The April 13, 2011 online edition of the Guardian newspaper carried a story which tweaked my interest. It was a story filed from Mexico concerning two men who are the last known speakers of Ayapaneco – which they call Nuumte Oote. This ancient language is hundreds of years old having survived the Spanish invasion, wars, famines, floods and the death of the tribes for whom it was their native tongue. Now, Manuel Segovia, 75, and Isidro Velazquez, 69, are the sole and final resting place of the language.
There is just one problem.
They don’t speak to each other – and haven’t for years, even though they live just a quarter mile apart.

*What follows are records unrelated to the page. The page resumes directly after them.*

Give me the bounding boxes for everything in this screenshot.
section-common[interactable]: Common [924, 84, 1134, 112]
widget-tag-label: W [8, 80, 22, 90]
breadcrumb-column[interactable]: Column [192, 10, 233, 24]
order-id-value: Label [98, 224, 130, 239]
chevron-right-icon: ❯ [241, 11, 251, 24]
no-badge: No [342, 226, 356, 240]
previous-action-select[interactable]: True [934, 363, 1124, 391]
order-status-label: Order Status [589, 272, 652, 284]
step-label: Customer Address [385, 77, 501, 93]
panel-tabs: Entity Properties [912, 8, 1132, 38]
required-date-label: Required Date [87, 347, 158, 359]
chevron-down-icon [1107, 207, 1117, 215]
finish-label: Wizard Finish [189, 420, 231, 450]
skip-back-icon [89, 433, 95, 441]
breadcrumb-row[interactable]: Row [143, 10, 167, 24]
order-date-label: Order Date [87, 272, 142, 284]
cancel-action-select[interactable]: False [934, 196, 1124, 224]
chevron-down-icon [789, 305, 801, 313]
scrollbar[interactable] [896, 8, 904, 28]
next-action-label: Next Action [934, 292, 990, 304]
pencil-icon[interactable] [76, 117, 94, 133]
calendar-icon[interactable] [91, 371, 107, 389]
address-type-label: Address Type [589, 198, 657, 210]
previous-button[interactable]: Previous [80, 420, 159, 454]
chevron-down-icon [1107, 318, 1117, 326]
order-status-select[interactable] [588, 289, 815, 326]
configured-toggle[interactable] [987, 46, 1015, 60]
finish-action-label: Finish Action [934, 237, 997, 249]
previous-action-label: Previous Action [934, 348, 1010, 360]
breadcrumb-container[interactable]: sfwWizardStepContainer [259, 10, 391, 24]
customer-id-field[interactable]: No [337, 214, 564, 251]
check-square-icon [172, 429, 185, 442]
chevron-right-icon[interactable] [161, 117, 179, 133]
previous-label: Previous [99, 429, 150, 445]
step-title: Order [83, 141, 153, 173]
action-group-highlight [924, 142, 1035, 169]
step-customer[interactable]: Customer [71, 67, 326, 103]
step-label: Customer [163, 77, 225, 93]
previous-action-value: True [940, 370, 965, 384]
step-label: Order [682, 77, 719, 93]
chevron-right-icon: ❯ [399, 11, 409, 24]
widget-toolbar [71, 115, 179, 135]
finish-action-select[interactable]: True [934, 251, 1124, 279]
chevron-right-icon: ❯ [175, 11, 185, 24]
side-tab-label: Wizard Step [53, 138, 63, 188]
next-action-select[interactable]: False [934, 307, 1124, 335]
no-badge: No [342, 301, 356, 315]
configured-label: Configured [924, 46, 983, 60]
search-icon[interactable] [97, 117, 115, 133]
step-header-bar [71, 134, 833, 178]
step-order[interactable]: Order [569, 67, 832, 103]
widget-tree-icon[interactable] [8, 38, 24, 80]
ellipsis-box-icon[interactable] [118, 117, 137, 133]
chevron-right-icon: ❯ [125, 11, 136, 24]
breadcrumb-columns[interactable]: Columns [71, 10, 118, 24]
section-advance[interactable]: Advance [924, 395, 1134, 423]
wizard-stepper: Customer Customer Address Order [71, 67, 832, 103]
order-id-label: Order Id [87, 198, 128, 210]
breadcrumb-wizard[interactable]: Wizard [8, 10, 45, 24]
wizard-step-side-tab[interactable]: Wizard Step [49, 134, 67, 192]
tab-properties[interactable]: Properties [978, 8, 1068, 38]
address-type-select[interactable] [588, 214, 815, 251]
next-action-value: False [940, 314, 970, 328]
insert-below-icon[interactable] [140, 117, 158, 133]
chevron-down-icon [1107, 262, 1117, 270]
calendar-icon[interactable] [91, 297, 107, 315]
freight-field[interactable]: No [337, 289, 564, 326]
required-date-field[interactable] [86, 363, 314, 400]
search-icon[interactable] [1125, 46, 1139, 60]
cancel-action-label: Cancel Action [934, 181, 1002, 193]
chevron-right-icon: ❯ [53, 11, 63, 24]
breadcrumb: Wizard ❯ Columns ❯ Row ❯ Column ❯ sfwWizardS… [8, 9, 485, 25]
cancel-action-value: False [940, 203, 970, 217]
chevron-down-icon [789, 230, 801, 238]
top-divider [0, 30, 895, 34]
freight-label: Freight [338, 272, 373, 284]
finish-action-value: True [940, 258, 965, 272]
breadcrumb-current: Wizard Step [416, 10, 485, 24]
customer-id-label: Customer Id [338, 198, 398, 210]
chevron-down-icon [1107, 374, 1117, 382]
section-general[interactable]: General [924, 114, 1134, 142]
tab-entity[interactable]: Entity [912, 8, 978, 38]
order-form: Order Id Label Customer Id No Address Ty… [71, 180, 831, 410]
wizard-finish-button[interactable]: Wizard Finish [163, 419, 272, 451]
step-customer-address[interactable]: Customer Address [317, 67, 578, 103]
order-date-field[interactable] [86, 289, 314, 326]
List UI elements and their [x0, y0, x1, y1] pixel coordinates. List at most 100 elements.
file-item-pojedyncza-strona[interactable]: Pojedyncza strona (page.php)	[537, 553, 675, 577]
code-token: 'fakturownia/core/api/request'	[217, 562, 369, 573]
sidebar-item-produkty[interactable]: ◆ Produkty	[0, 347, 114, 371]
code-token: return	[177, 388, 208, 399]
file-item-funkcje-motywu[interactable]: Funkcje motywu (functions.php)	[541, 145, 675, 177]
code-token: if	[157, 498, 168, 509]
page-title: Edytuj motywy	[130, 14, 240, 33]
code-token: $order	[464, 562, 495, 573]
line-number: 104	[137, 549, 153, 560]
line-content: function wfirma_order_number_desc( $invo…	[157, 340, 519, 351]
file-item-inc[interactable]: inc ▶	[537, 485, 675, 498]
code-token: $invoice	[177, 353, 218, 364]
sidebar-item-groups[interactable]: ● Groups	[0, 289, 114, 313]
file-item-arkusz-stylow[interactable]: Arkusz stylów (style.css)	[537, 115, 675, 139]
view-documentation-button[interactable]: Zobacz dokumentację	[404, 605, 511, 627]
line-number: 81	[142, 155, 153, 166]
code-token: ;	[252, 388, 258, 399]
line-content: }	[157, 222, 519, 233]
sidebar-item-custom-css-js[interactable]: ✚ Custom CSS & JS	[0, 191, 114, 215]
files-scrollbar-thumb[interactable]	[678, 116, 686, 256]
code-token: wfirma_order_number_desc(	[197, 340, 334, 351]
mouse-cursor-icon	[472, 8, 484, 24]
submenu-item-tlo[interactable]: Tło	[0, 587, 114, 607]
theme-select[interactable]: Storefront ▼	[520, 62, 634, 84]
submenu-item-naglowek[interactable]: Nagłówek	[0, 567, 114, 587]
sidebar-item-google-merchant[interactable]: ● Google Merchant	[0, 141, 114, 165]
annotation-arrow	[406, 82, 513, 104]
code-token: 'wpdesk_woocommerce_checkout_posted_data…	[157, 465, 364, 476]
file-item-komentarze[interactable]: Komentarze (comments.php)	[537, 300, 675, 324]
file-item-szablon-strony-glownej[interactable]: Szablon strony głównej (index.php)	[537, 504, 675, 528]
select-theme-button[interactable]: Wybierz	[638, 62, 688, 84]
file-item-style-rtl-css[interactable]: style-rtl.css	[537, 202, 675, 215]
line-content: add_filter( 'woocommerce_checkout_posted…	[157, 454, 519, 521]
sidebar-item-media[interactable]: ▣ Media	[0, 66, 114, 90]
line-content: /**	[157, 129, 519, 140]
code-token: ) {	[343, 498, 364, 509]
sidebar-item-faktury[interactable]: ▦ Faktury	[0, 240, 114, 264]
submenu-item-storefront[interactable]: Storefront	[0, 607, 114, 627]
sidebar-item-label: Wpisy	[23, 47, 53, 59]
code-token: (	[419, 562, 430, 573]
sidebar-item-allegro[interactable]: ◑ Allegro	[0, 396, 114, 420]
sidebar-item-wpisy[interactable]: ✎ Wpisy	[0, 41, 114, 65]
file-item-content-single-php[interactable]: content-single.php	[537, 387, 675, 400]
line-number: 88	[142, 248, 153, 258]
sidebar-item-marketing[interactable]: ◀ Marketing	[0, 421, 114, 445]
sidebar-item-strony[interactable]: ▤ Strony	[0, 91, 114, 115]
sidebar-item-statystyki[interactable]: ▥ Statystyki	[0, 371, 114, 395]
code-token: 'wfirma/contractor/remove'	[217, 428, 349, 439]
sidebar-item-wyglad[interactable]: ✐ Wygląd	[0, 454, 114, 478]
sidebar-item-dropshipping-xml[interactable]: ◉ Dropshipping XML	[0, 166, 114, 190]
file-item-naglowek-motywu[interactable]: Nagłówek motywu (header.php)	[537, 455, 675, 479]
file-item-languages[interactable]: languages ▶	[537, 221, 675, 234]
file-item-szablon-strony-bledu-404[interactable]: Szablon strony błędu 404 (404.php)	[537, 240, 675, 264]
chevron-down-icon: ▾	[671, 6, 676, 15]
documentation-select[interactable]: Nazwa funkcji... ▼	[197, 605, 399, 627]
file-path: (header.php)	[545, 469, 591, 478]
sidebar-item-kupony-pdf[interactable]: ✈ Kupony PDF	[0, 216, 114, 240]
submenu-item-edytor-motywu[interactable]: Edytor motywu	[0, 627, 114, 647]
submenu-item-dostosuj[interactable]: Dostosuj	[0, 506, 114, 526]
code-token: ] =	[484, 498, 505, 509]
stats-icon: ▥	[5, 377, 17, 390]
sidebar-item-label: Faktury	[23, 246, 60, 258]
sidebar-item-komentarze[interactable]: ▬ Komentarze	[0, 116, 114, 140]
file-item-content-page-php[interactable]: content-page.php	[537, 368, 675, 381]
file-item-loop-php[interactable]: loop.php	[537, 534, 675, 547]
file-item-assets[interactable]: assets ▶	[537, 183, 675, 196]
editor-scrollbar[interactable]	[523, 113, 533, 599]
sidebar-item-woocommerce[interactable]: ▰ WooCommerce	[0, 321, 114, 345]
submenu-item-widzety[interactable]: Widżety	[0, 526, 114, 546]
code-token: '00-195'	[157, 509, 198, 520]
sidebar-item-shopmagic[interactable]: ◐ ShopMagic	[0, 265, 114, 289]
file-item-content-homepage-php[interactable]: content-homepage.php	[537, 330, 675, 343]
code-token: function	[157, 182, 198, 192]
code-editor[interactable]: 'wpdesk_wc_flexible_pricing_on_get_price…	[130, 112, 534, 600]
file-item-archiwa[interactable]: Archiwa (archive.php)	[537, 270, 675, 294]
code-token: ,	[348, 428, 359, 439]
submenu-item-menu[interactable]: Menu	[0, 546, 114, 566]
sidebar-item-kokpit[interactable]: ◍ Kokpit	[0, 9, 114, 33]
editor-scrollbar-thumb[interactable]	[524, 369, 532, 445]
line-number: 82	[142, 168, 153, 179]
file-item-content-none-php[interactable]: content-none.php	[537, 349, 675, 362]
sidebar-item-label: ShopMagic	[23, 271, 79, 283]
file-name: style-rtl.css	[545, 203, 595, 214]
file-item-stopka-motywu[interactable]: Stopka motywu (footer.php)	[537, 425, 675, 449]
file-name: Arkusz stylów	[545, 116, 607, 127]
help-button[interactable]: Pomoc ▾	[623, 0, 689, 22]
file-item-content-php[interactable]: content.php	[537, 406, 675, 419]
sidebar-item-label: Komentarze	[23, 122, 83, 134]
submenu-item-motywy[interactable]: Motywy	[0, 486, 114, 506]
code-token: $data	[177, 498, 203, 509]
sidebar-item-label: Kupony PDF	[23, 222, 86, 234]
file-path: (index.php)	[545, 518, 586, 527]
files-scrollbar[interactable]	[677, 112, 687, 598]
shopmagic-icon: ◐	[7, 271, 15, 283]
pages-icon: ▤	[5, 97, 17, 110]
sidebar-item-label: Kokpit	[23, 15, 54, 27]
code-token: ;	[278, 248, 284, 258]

Turns out, they don’t like each other very much. Nobody knows why – probably some long forgotten conflict solidified into mutual, prideful paralysis of soul. Whatever the reason, the result is the likely disappearance of the language of a once powerful, noble nation. The last trace of who they were, gone because two men have decided the other is not worth speaking to. A language unspoken, dies.
It got me to thinking. Might this be part of the reason Jesus, Paul, Peter, John – to name just a few – spend so much time saying over and over again, and in multiple ways, that the disciples of Jesus are to love one another? What happens if we don’t? What language dies if we no longer speak to one another? And what other words die because that word has died? Love never dies alone – it takes life along with it.
Nuumte Oote means “true voice”. The unnamed and unresolved conflict between the two neighbors will result in the death of the “true voice”.
When love is no longer spoken, truth is silenced as well. Paul said as much, reminding us that love makes way for truth – not the other way around. When love no longer makes way, truth has nowhere to go. It sits at home becoming distorted and twisted into a weapon of subjugation. But love makes truth flexible, supple – able to be inserted into the tiny spaces of terror where it sets free those sitting all alone in the dark.
The challenge is to live and speak love loud – often – and in living conversation. That language will never die, even when faith and hope have lost their voice.